@Mike_Scornavacca First, thanks for sharing your proposed solution, despite appearing to be a great option to build a social media style feed with a non-relational database there does not seem to be much information regarding this approach. I would be curious to hear what someone at MongoDB thinks, but here are my thoughts.
Answering your Two Specific Questions
- If a user scrolls through their entire timeline, am I supposed to run my inefficient pipeline to populate it with new posts? Should the size of the timeline expand to support users who scroll very far down on their feed?
Can you elaborate on your use case here? Depending on need, the easiest solution is to just have the feed end. I am not sure if they do this anymore, but know Facebook did exactly that for a number of years, at some point there is just a message at the bottom of the feed that said “No more content available.” If you are trying to populate the feed with new posts, do new posts exist? Why weren’t they in the feed in the first place? Long story short, I think this is dependent on your applications need. If each document in the Timeline collection is unique to a user, I would imagine that each post inserted here would only take up a few KB of space, you can easily store hundreds/thousands of posts for a user’s timeline before getting close to the 16MB cap (not suggesting you need to fill each timeline to 16MB).
- If a user decides to follow someone new, and they have recent posts, should I be taking their posts and carefully inserting them into the user’s timeline such that it remains in chronological order?
I think there are a number of solutions here, dependent on your goals. The option I would prefer is to just sort the posts whenever you get the user’s timeline vs. inserting posts in the correct order anytime there is a new follower, multiple posts are made at the same time, etc.
Separate Collections (Joining with Lookup)
I am confident you are spot on here, using $lookup to join the Users and Posts collections will not work effectively as the number of documents in each collection grows. There are countless ‘problems’ shared across the Internet. Although it looks and is easy to implement, it is definitely not the right solution as $lookup would be used frequently for an application with a social media feed. I can imagine scenarios where running an aggregation pipeline can take several seconds (or even minutes) and the user just watches a loader spin. Obviously not ideal for a social media application.
Fan-Out on Write
This approach should work great and after some research appears to be exactly what Twitter does. I really like this approach because it only requires a simple get request, you can set each Timeline _id to match the user’s id (indexed by default) and very effectively fetch the timeline document for the user. Loading the feed would be very quick.
To consider with fan-out on write approach:
- What data is duplicated in the Posts and Timeline collections. Even if posts are recorded to just a few user feeds, any changes to the original Post document (in the Posts collection) would require updates to all the posts in each Timeline document. I would be thoughtful as to what fields are in the Timeline documents to avoid headaches here as well as what fields can change, if any.
- A post could be added to a users timeline at a slightly different time compared to others.
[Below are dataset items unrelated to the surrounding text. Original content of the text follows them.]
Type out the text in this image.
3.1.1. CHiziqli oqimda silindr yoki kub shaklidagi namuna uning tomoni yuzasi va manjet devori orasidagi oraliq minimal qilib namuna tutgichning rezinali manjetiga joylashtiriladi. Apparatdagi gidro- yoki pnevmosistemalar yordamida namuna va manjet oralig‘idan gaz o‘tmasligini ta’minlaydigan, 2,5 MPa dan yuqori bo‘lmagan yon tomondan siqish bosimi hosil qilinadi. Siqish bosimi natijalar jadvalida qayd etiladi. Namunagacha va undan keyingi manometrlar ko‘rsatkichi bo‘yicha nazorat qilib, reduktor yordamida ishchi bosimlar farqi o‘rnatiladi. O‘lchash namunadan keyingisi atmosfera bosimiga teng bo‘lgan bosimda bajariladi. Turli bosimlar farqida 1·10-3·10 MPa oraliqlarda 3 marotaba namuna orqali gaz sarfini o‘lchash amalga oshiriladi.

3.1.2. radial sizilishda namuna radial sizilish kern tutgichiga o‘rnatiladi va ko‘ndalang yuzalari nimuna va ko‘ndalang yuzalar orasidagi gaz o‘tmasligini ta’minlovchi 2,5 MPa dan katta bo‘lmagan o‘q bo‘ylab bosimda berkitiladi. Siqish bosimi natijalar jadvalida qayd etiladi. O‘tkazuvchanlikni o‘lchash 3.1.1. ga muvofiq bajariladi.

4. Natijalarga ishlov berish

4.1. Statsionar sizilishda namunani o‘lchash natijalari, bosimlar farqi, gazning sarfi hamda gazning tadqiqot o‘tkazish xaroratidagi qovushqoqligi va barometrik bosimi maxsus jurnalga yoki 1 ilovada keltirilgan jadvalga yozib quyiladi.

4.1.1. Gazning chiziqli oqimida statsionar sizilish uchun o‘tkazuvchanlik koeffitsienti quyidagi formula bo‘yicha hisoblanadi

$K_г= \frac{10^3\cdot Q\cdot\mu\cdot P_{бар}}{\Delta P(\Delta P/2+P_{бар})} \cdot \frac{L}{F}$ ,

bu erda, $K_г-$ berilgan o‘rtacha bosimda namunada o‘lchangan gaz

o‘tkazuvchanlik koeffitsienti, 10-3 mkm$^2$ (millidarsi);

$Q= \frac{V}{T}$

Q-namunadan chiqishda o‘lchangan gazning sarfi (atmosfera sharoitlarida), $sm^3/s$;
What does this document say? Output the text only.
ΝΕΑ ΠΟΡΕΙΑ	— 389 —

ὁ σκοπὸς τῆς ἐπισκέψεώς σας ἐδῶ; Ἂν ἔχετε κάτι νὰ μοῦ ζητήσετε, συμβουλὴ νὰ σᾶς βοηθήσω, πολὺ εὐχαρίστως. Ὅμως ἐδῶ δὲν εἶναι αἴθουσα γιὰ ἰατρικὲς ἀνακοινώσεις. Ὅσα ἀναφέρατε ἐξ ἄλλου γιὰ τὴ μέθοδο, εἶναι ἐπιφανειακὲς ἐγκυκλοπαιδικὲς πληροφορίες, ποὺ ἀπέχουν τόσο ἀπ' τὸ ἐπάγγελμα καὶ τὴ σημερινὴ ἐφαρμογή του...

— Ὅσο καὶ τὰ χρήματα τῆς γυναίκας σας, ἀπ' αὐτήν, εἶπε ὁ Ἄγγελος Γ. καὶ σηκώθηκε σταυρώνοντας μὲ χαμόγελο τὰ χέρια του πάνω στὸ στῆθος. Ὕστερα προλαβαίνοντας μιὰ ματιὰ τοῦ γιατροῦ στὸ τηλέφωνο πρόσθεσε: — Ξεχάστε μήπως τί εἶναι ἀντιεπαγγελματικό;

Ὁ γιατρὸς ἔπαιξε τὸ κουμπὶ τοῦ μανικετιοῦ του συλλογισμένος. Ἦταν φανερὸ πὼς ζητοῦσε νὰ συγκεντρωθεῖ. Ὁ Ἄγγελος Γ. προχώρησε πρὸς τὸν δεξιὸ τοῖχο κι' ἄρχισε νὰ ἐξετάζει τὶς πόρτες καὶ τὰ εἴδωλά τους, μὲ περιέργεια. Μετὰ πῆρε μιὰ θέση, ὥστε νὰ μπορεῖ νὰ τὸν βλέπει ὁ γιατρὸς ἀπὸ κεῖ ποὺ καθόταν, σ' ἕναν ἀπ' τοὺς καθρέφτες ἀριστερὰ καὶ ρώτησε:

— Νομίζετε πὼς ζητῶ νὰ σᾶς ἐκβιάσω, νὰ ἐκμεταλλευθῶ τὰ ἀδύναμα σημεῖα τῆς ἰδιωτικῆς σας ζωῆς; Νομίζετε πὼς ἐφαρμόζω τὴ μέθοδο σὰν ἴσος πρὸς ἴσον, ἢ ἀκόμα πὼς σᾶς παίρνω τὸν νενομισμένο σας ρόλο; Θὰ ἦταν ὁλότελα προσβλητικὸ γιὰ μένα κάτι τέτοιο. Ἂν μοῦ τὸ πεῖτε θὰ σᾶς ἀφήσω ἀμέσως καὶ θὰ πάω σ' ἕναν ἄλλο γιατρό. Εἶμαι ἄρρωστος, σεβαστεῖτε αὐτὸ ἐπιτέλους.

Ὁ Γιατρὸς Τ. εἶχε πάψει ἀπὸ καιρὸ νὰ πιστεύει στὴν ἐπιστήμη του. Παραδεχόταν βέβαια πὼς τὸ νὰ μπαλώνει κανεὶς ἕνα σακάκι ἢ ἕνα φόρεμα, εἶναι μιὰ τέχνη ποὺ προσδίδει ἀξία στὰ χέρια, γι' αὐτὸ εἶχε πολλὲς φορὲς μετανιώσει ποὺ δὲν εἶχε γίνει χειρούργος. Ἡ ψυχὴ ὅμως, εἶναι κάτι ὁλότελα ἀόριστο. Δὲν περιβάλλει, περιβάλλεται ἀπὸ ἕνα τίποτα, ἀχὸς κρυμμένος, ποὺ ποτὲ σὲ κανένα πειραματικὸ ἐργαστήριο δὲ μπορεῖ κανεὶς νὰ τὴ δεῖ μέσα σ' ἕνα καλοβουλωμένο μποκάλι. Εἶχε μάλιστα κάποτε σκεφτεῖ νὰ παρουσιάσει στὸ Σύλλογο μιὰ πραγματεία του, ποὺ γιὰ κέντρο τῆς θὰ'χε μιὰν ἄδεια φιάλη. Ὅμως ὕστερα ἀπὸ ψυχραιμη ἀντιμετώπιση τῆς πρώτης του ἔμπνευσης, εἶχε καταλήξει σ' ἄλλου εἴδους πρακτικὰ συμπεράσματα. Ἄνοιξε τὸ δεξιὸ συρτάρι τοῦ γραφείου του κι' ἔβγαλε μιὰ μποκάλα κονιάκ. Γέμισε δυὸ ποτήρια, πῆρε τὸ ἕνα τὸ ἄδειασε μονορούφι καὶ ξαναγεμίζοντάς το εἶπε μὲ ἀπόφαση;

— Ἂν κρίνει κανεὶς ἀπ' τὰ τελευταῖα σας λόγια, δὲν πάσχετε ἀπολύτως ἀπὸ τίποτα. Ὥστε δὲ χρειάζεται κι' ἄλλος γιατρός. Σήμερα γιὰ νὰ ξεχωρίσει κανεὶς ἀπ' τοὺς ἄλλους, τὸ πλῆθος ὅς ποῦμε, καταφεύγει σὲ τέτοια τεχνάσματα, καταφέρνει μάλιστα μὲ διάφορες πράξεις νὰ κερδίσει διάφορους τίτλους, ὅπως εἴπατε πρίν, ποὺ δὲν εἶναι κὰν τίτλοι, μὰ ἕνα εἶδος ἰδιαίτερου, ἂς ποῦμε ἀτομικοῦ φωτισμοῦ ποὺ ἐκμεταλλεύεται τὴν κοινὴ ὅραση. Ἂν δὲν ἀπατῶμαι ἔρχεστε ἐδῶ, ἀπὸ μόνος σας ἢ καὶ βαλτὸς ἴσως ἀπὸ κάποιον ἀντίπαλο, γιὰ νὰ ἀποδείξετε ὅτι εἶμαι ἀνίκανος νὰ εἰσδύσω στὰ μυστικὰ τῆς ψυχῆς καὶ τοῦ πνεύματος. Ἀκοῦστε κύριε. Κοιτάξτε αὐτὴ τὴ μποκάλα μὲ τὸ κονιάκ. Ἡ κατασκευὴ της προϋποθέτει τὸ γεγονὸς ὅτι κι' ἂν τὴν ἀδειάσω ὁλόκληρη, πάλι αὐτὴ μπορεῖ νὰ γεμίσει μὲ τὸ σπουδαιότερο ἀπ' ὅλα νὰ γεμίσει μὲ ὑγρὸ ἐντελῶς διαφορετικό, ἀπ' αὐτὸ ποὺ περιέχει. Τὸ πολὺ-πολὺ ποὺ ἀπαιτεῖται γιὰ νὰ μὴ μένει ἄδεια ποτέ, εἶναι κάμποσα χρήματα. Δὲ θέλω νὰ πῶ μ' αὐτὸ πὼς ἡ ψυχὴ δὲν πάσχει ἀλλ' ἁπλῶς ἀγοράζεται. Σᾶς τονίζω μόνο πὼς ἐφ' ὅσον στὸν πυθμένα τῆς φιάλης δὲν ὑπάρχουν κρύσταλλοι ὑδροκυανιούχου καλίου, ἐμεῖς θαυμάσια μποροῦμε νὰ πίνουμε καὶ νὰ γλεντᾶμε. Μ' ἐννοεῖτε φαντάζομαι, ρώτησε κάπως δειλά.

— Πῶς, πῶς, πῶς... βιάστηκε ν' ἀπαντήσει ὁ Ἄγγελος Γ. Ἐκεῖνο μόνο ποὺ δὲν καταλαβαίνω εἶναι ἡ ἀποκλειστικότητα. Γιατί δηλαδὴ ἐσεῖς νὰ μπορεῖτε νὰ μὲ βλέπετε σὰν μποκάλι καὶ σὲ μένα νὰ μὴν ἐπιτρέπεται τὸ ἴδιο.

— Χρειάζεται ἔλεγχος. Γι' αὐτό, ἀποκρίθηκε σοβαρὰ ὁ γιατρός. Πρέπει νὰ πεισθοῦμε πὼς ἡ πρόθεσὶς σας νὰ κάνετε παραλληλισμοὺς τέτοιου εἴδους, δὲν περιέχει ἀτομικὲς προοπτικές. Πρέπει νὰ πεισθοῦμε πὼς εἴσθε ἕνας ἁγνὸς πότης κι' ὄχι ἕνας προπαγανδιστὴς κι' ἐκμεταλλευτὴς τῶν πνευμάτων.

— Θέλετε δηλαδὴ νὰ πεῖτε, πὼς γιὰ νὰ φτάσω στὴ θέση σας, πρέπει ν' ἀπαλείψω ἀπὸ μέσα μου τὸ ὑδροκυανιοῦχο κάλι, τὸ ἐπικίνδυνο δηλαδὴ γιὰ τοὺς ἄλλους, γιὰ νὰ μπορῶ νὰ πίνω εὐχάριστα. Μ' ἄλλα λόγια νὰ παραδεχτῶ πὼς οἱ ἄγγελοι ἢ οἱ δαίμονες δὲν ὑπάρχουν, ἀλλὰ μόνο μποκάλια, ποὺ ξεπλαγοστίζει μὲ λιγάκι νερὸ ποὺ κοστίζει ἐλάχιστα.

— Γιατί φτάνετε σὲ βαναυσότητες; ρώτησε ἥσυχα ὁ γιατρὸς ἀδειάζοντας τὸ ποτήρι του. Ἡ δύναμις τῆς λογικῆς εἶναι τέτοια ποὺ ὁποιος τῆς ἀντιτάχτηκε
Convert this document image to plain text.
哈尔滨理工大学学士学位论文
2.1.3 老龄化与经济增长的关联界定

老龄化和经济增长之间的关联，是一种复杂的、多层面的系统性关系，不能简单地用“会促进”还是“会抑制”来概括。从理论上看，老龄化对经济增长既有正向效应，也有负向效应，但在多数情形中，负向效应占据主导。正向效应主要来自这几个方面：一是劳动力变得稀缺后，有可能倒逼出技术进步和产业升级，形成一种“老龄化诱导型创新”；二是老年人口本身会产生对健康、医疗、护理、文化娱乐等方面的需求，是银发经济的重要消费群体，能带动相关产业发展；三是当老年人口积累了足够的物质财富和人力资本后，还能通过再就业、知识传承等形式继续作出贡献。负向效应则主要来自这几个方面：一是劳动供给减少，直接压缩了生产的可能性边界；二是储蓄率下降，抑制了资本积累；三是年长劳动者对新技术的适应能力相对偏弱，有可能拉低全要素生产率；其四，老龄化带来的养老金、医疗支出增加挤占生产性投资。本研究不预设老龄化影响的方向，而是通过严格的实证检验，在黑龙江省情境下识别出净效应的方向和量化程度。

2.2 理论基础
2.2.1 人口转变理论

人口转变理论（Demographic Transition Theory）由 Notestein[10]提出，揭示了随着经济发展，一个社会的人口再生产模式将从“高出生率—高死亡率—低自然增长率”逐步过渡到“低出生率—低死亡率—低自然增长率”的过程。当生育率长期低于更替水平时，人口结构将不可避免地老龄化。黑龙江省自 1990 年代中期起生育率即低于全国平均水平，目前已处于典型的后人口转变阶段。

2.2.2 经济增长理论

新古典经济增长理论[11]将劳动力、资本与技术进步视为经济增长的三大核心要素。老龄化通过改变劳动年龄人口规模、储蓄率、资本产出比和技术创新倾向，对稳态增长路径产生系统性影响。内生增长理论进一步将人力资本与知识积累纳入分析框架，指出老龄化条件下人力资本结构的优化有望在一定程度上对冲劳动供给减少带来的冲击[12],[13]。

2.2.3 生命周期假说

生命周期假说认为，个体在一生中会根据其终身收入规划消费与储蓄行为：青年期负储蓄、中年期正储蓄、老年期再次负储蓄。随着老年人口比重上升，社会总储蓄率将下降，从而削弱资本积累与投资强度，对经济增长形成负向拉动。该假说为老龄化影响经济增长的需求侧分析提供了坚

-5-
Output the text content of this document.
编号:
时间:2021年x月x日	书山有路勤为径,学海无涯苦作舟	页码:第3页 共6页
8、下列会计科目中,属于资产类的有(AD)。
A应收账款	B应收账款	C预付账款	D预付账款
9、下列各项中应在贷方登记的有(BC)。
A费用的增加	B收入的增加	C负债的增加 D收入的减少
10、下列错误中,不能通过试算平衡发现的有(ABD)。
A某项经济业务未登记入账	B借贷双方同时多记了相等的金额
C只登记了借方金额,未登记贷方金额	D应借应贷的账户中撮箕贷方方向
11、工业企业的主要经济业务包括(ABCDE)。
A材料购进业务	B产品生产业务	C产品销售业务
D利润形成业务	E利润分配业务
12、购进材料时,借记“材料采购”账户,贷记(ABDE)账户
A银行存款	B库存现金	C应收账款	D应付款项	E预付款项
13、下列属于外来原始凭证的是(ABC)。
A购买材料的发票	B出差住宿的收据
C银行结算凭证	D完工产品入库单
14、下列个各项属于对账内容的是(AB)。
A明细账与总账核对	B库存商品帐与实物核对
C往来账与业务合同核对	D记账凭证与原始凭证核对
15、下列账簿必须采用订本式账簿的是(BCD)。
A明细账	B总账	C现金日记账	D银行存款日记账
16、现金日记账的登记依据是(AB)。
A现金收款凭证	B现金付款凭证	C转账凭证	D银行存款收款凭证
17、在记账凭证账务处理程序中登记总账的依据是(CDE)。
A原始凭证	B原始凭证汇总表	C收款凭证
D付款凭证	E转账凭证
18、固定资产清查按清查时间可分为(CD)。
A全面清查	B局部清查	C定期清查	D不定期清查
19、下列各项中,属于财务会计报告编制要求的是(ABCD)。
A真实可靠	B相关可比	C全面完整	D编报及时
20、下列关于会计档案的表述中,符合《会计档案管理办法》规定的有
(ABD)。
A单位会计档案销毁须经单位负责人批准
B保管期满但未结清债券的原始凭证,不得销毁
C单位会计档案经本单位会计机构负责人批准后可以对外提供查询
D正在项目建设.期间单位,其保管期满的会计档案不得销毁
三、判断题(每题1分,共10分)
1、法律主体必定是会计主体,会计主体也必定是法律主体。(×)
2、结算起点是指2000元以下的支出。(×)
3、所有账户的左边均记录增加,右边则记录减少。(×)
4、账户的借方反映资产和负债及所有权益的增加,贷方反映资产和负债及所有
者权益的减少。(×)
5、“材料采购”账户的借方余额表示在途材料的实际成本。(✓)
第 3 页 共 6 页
For almost or all social media applications this is okay since a post being recorded to someone else’s feed a few seconds before does not drive performance issues and normally goes unnoticed.
- Using a trigger helps. If a user creates a post and it needs to be inserted to a number of timelines, I would push that work away from the client so they can continue to use the application.
- Be mindful of deleting posts. Similar to my first bullet, consider whether or not a user can delete a post. If yes, you will need to remove the post from all timelines.
Out of curiosity, have you started using the fan-out on write approach? How are you handling inserting posts to the timelines of all the user’s followers?